Scandale : Sciences Po va fusionner avec Paris 13 Villetaneuse

Rédigé par myriamb le 03 février 2012.

Richard Descoings continue la révolution de Sciences Po Paris qu’il a commencée il y a maintenant plus de 15 ans. Rien ne va plus, les étudiants veulent eux aussi participer à cette révolution… et couper la tête de leur roi. Le mégalo Descoings qui posait en roi gisant dans un récent article de Libération ne faisait plus parler de lui depuis quelques temps pourtant. Probablement en manque de médias, celui qui secoue l’enseignement supérieur français, parfois à juste titre, commence à faire déborder le vase dans lequel de plus en plus de personnes espèrent qu’il se noiera un jour.

Aujourd’hui, sous prétexte de plaire au classement de Shanghai, “Richie” dissimule et maquille habilement une conséquence directe de la candidature de Sciences Po à l’appel à projets initiatives d’excellence (IDEX), confirmée aujourd’hui comme retenue. Idex, c’est un projet d’organisation des universités en pôles d’excellence : cela signifie concrètement que des universités vont être rapprochées les unes avec les autres. Et Sciences Po va donc devoir fusionner avec plusieurs universités parisiennes, dont Paris 13 Villetaneuse par exemple. Furieux, les syndicats étudiants, dont le MET (ex UNI + Nouvelle Donne), demandent la tête de Descoings.

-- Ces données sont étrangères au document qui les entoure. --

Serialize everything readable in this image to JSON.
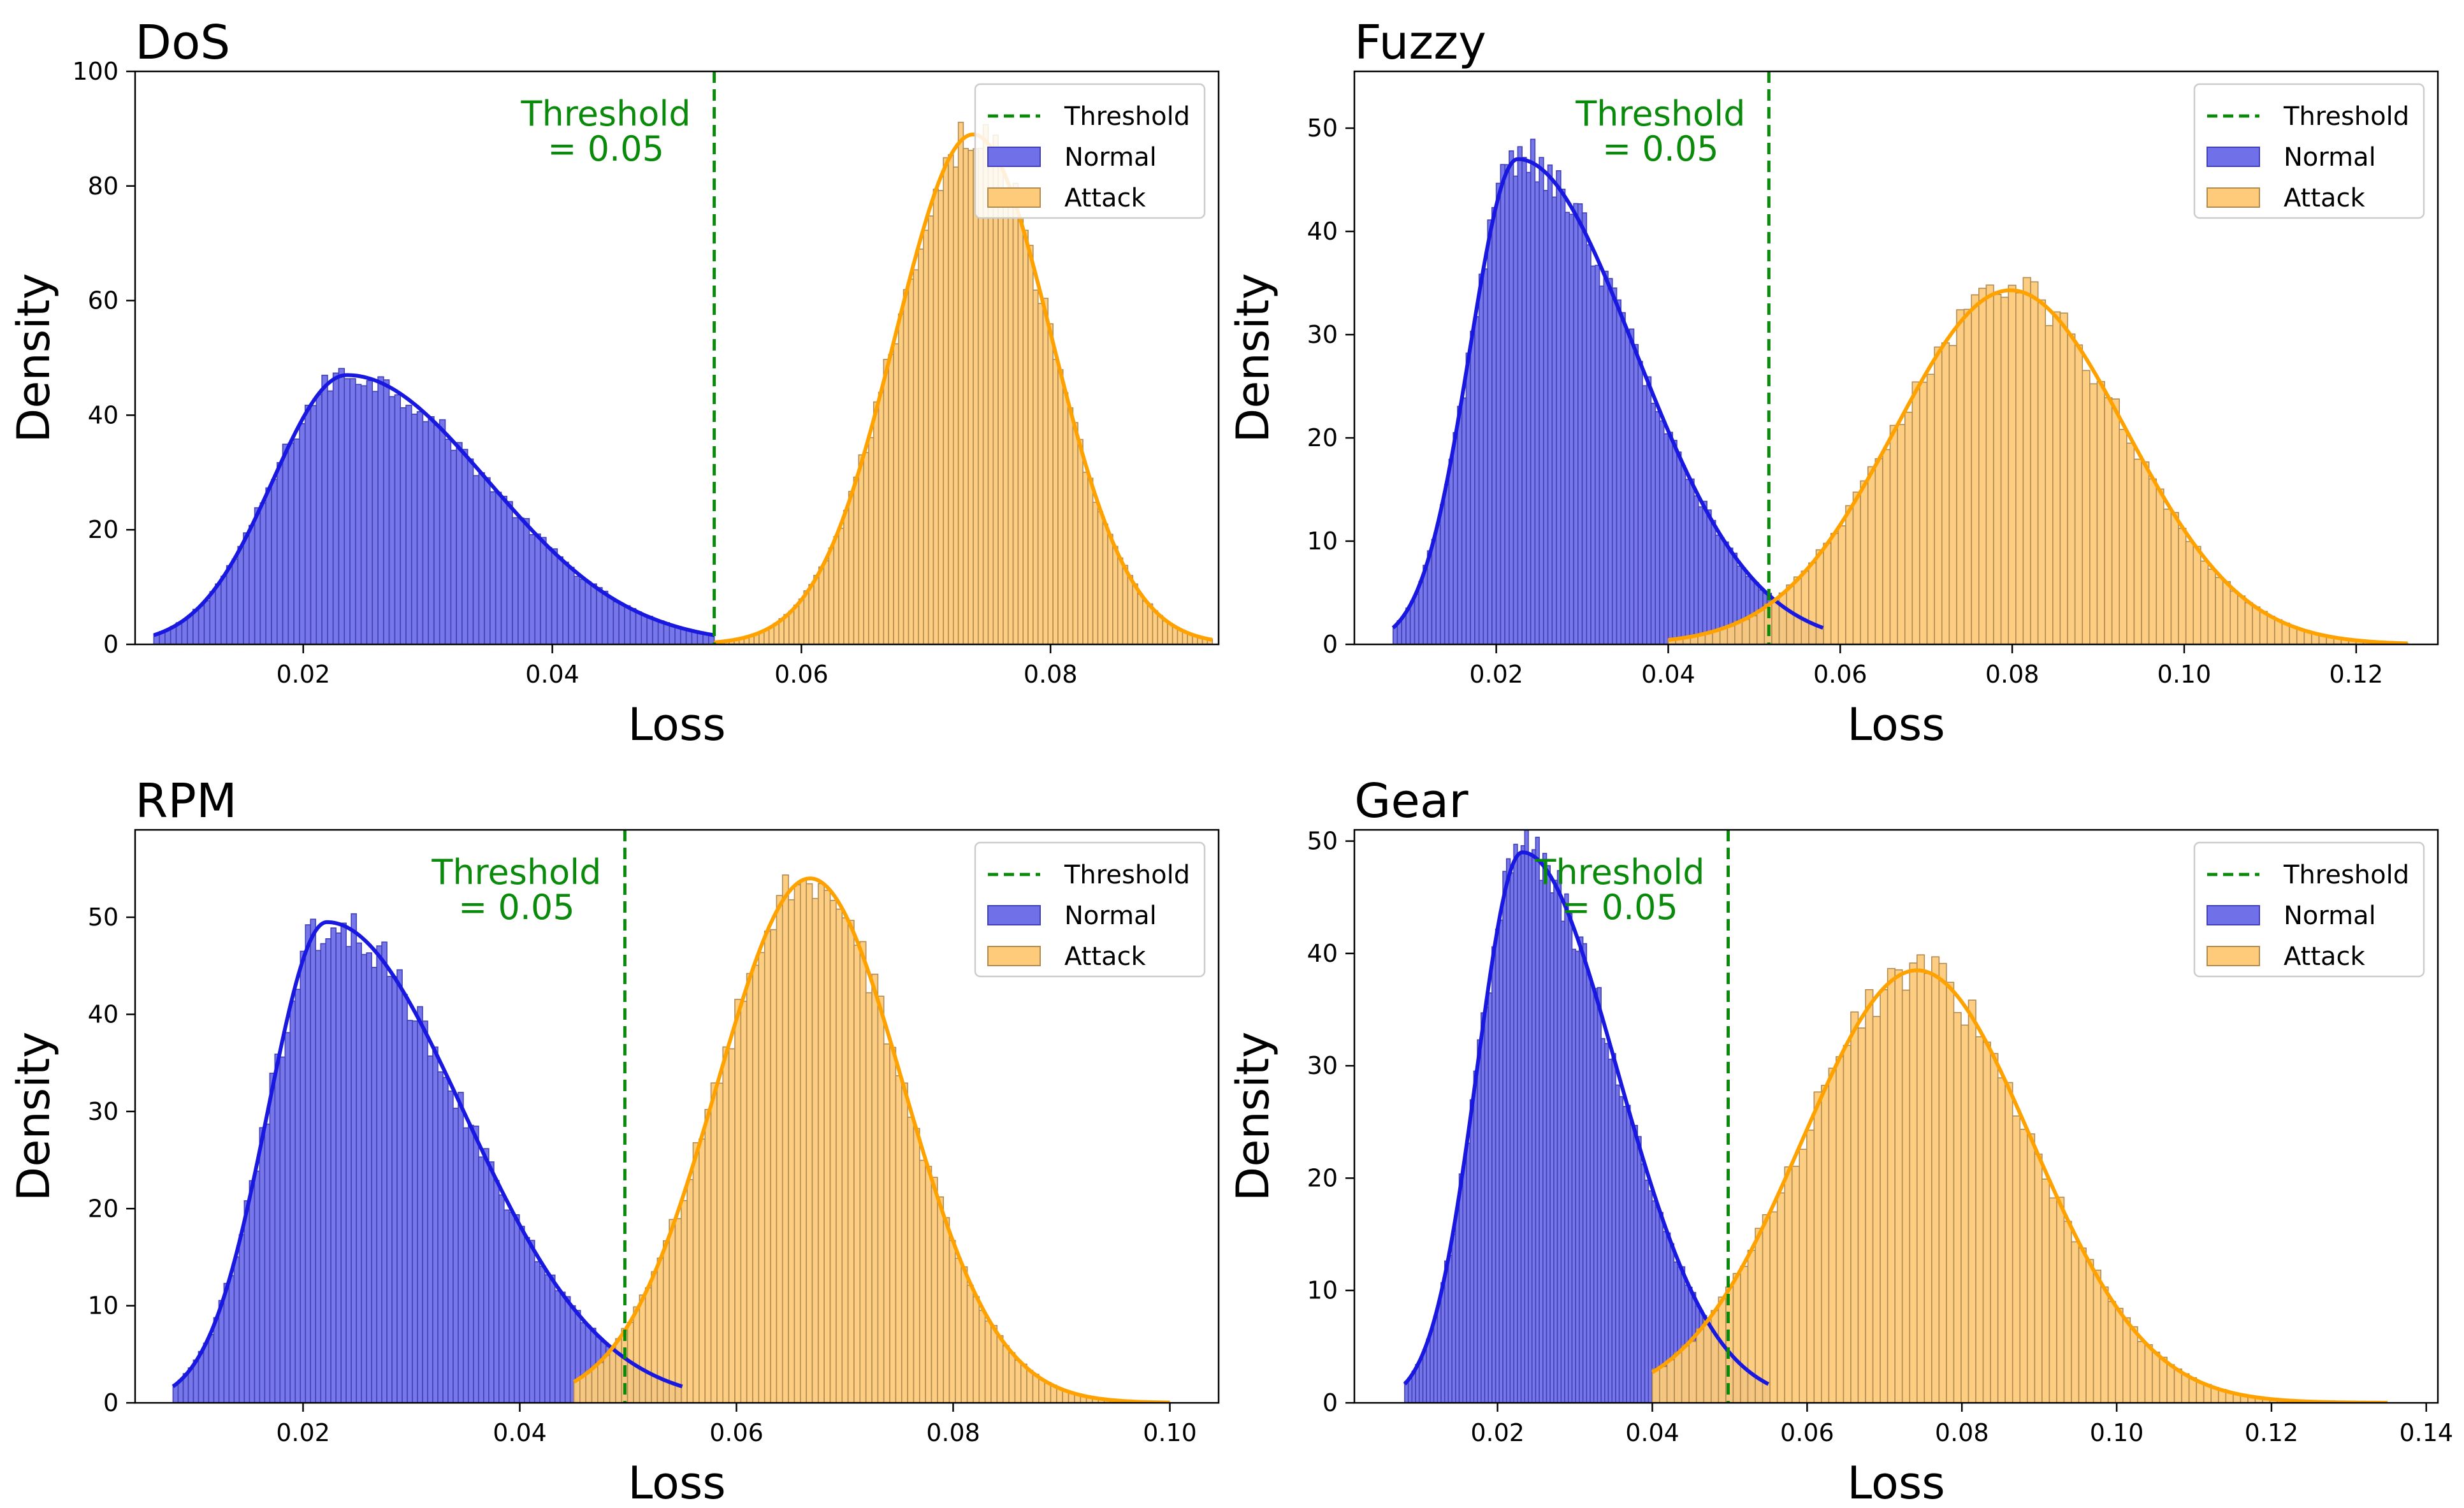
{
  "figure": {
    "colors": {
      "normal_fill": "#7070e8",
      "normal_edge": "#4040b8",
      "normal_kde": "#1818e0",
      "attack_fill": "#fdcb7a",
      "attack_edge": "#b08a50",
      "attack_kde": "#ffa200",
      "threshold": "#0a8a0a",
      "axis": "#000000"
    }
  },
  "chart_data": [
    {
      "type": "histogram",
      "title": "DoS",
      "xlabel": "Loss",
      "ylabel": "Density",
      "xlim": [
        0.0065,
        0.0935
      ],
      "ylim": [
        0,
        100
      ],
      "xticks": [
        0.02,
        0.04,
        0.06,
        0.08
      ],
      "xtick_labels": [
        "0.02",
        "0.04",
        "0.06",
        "0.08"
      ],
      "yticks": [
        0,
        20,
        40,
        60,
        80,
        100
      ],
      "ytick_labels": [
        "0",
        "20",
        "40",
        "60",
        "80",
        "100"
      ],
      "threshold": {
        "value": 0.053,
        "label": "Threshold",
        "annotation": [
          "Threshold",
          "= 0.05"
        ]
      },
      "legend": {
        "location": "top-right",
        "entries": [
          "Threshold",
          "Normal",
          "Attack"
        ]
      },
      "series": [
        {
          "name": "Normal",
          "range": [
            0.008,
            0.053
          ],
          "shape": "right-skewed",
          "peak_x": 0.0235,
          "peak_density": 47
        },
        {
          "name": "Attack",
          "range": [
            0.053,
            0.093
          ],
          "shape": "bell",
          "peak_x": 0.0738,
          "peak_density": 89
        }
      ]
    },
    {
      "type": "histogram",
      "title": "Fuzzy",
      "xlabel": "Loss",
      "ylabel": "Density",
      "xlim": [
        0.0035,
        0.1295
      ],
      "ylim": [
        0,
        55.5
      ],
      "xticks": [
        0.02,
        0.04,
        0.06,
        0.08,
        0.1,
        0.12
      ],
      "xtick_labels": [
        "0.02",
        "0.04",
        "0.06",
        "0.08",
        "0.10",
        "0.12"
      ],
      "yticks": [
        0,
        10,
        20,
        30,
        40,
        50
      ],
      "ytick_labels": [
        "0",
        "10",
        "20",
        "30",
        "40",
        "50"
      ],
      "threshold": {
        "value": 0.0517,
        "label": "Threshold",
        "annotation": [
          "Threshold",
          "= 0.05"
        ]
      },
      "legend": {
        "location": "top-right",
        "entries": [
          "Threshold",
          "Normal",
          "Attack"
        ]
      },
      "series": [
        {
          "name": "Normal",
          "range": [
            0.008,
            0.058
          ],
          "shape": "right-skewed",
          "peak_x": 0.0225,
          "peak_density": 47
        },
        {
          "name": "Attack",
          "range": [
            0.04,
            0.126
          ],
          "shape": "bell",
          "peak_x": 0.0798,
          "peak_density": 34.3
        }
      ]
    },
    {
      "type": "histogram",
      "title": "RPM",
      "xlabel": "Loss",
      "ylabel": "Density",
      "xlim": [
        0.0045,
        0.1045
      ],
      "ylim": [
        0,
        59
      ],
      "xticks": [
        0.02,
        0.04,
        0.06,
        0.08,
        0.1
      ],
      "xtick_labels": [
        "0.02",
        "0.04",
        "0.06",
        "0.08",
        "0.10"
      ],
      "yticks": [
        0,
        10,
        20,
        30,
        40,
        50
      ],
      "ytick_labels": [
        "0",
        "10",
        "20",
        "30",
        "40",
        "50"
      ],
      "threshold": {
        "value": 0.0497,
        "label": "Threshold",
        "annotation": [
          "Threshold",
          "= 0.05"
        ]
      },
      "legend": {
        "location": "top-right",
        "entries": [
          "Threshold",
          "Normal",
          "Attack"
        ]
      },
      "series": [
        {
          "name": "Normal",
          "range": [
            0.008,
            0.055
          ],
          "shape": "right-skewed",
          "peak_x": 0.0222,
          "peak_density": 49.5
        },
        {
          "name": "Attack",
          "range": [
            0.045,
            0.1
          ],
          "shape": "bell",
          "peak_x": 0.0668,
          "peak_density": 54
        }
      ]
    },
    {
      "type": "histogram",
      "title": "Gear",
      "xlabel": "Loss",
      "ylabel": "Density",
      "xlim": [
        0.0015,
        0.1415
      ],
      "ylim": [
        0,
        51
      ],
      "xticks": [
        0.02,
        0.04,
        0.06,
        0.08,
        0.1,
        0.12,
        0.14
      ],
      "xtick_labels": [
        "0.02",
        "0.04",
        "0.06",
        "0.08",
        "0.10",
        "0.12",
        "0.14"
      ],
      "yticks": [
        0,
        10,
        20,
        30,
        40,
        50
      ],
      "ytick_labels": [
        "0",
        "10",
        "20",
        "30",
        "40",
        "50"
      ],
      "threshold": {
        "value": 0.0498,
        "label": "Threshold",
        "annotation": [
          "Threshold",
          "= 0.05"
        ]
      },
      "legend": {
        "location": "top-right",
        "entries": [
          "Threshold",
          "Normal",
          "Attack"
        ]
      },
      "series": [
        {
          "name": "Normal",
          "range": [
            0.008,
            0.055
          ],
          "shape": "right-skewed",
          "peak_x": 0.0232,
          "peak_density": 49
        },
        {
          "name": "Attack",
          "range": [
            0.04,
            0.135
          ],
          "shape": "bell",
          "peak_x": 0.0742,
          "peak_density": 38.5
        }
      ]
    }
  ]
}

Pour eux (comme pour nous), la création d’une nouvelle université en 4 ans cassera l’autonomie des Conseils de Sciences Po et remettra mécaniquement en cause les statuts de l’IEP fondus dans une nouvelle université dite : “USPC”.

Cette course à vouloir monter dans les classements internationaux (alors qu’on en a rien à faire de payer avec nos impôts la formation des étudiants taïwanais ou péruviens…) au détriment de la formation des étudiants français est affreusement nuisible.

En quelques années, Descoings-coings aura :

– introduit la discrimination positive, pas forcément positive pour tout le monde (et un mirage en fait, la sélection se faisant sur des critères géographiques et non pas sur des critères sociaux, les fils de PDG des ZEP se retrouvent à Sciences Po Paris, ceux de familles plus modestes restant dans leurs banlieues…)

– fait exploser le nombre d’étudiants diplômés chaque année, et surtout le nombre de diplômés sans emploi, après avoir augmenté la capacité d’accueil de son établissement

– créé des cours de “gender” OBLIGATOIRE pour avoir son diplôme pour expliquer pourquoi la femme et l’homme, c’est pas un critère biologique, seulement un critère “psychologique”.

– fait exploser les droits de scolarité pour pouvoir se payer de plus larges primes de résultats (et pour quels résultats…)

Depuis deux ou trois ans, de nombreuses démissions sont à décompter parmi le staff dirigeant de l’école. On ne compte plus les anciens directeurs adjoints reconvertis… et déçus. Aujourd’hui, les étudiants et les anciens sont révoltés (sauf ceux qui suivent l’UNEF, au pied et à la botte de Richie). A quand les employeurs qui ne comprennent déjà plus le diplôme de Sciences Po, trop segmenté en plusieurs masters qui se transforment en écoles du jour au lendemain, et dont on ne perçoit plus la réalité de l’enseignement.